By Vishal Pathak, All India Disaster Mitigation Institute (AIDMI), India

 

“Disasters do not create gender inequality, but they expose and intensify it. When protection systems fail, violence against women becomes a predictable disaster risk.”

Across the Asia-Pacific region, disasters are becoming more frequent, intense, and predictable as climate change accelerates and social inequalities deepen. Yet one of their most damaging impacts continues to receive far less attention than it deserves—the rise in gender-based violence (GBV) during and after disasters.

We build on the valuable foundation created by National Disaster Management Authority (NDMA) at national level, Duryog Nivaran at South Asia regional level, ADRRN at Asia Pacific level, and UN Women at Global level within the Sendai Framework of UNDRR.

When floods, cyclones, earthquakes, or heatwaves disrupt livelihoods, displace communities, and weaken everyday protection systems, violence against women and girls often increases. These patterns are well-documented across humanitarian contexts, making clear that GBV during disasters is not accidental but a foreseeable consequence of fragile protection systems and unequal social structures.

Disaster risk reduction has traditionally focused on hazards, infrastructure, and emergency response. However, building true resilience requires recognising that disasters expose and intensify existing inequalities related to gender, class, caste, age, disability, and migration status.

When these intersecting vulnerabilities are ignored in planning and policy, preparedness efforts may protect assets while leaving women and girls exposed to insecurity, harassment, and violence in evacuation routes, shelters, workplaces, and public spaces.

This issue of Southasiadisasters.net explores how gender-based violence intersects with disaster risk reduction, climate resilience, migration, urban heat, displacement, and recovery processes across South Asia.

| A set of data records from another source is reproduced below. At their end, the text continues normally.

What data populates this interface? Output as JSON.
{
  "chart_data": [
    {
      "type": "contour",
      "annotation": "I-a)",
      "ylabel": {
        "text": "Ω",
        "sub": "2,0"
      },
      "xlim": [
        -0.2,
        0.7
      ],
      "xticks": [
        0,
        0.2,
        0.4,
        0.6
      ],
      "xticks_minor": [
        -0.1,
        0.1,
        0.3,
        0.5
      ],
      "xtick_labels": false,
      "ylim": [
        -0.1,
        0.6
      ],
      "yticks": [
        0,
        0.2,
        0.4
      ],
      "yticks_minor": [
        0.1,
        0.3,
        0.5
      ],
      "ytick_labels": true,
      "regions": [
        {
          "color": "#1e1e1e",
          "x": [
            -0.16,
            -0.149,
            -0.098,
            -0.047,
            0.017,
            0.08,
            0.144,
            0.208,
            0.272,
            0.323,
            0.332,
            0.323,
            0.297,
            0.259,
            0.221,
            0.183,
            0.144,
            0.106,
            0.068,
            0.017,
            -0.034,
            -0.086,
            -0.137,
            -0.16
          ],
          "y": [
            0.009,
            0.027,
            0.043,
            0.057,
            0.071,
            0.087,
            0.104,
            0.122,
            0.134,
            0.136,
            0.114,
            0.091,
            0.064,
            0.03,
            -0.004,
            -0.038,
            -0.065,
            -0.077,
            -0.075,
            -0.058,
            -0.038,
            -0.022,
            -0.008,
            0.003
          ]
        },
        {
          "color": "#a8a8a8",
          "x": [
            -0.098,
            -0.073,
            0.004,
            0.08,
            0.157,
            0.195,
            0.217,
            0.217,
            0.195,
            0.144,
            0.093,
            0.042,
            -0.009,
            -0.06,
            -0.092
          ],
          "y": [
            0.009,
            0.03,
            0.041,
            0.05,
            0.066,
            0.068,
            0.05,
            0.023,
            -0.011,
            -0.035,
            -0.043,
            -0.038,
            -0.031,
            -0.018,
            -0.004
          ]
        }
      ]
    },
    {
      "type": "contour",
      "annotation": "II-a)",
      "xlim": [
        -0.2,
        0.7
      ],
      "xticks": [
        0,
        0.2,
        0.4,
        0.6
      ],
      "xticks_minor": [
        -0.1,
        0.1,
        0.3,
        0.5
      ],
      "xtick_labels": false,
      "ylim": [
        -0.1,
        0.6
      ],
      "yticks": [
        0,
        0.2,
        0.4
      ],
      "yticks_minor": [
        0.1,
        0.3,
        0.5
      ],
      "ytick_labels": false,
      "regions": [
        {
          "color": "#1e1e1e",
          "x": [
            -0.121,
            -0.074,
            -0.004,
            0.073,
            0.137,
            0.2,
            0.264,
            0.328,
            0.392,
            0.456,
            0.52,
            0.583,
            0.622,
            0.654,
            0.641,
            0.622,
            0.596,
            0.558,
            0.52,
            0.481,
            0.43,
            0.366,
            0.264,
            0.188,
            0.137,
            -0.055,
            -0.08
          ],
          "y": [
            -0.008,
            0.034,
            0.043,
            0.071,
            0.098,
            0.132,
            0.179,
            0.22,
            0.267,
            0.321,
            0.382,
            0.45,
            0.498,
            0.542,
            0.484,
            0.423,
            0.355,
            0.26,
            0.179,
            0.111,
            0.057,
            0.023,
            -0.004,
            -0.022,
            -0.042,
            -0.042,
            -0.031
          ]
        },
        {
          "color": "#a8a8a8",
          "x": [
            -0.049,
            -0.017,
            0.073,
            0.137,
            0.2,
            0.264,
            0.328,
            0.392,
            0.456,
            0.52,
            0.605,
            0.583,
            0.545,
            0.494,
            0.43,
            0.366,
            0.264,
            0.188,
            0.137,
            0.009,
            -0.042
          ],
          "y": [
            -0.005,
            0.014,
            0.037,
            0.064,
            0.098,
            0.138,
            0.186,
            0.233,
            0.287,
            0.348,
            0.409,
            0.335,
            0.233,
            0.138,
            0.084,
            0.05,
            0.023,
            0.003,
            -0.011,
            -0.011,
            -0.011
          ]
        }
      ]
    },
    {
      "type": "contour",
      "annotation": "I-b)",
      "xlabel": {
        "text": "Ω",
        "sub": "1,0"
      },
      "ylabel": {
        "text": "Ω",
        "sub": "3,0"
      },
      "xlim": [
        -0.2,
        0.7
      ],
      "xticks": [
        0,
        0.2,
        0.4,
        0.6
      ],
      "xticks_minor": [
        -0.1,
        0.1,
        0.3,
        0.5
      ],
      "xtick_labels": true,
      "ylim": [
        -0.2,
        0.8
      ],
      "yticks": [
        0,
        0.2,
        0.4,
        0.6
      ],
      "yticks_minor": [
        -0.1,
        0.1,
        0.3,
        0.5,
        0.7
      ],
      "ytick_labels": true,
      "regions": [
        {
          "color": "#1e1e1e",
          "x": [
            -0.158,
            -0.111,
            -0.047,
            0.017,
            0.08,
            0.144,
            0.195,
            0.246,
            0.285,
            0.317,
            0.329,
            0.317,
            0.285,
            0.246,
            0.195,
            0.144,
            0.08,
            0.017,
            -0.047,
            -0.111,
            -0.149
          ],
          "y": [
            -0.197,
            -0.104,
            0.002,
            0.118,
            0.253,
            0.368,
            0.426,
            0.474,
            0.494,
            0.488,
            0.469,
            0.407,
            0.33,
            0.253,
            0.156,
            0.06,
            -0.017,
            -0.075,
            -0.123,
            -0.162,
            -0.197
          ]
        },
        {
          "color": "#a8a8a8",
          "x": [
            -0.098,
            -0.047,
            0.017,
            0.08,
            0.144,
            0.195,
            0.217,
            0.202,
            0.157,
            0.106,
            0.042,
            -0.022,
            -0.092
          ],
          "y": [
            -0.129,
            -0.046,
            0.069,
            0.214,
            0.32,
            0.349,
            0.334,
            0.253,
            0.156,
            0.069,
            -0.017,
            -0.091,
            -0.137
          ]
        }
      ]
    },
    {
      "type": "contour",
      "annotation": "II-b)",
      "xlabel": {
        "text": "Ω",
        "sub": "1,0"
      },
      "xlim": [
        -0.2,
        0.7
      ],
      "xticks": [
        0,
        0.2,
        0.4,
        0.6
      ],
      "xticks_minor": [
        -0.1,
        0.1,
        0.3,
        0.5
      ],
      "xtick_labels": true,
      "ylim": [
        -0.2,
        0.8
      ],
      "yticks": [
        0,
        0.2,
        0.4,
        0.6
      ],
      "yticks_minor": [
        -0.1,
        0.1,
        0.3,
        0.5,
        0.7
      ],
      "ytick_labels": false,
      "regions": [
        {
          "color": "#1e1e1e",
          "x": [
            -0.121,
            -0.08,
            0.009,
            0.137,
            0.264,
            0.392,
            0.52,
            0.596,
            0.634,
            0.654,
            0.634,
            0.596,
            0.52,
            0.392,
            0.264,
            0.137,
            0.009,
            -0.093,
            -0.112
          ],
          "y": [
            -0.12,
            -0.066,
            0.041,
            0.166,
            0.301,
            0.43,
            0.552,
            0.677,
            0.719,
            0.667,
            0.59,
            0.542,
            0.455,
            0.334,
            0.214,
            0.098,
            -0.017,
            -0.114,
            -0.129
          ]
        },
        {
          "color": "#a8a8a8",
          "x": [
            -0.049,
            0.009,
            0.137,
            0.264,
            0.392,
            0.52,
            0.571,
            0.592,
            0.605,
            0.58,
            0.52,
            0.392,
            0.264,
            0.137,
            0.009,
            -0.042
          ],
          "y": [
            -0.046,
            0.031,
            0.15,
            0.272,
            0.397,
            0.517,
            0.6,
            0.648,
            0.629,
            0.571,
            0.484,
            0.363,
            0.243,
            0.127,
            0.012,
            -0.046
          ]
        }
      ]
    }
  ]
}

The articles draw on field experience, research, and policy engagement to show that preventing violence must become a central goal of disaster governance. Integrating protection into early warning, preparedness, recovery, and climate adaptation is essential to ensure that resilience efforts safeguard dignity, safety, and rights.

Ending GBV by 2030 is therefore not only a gender justice priority—it is fundamental to achieving inclusive and accountable disaster risk reduction.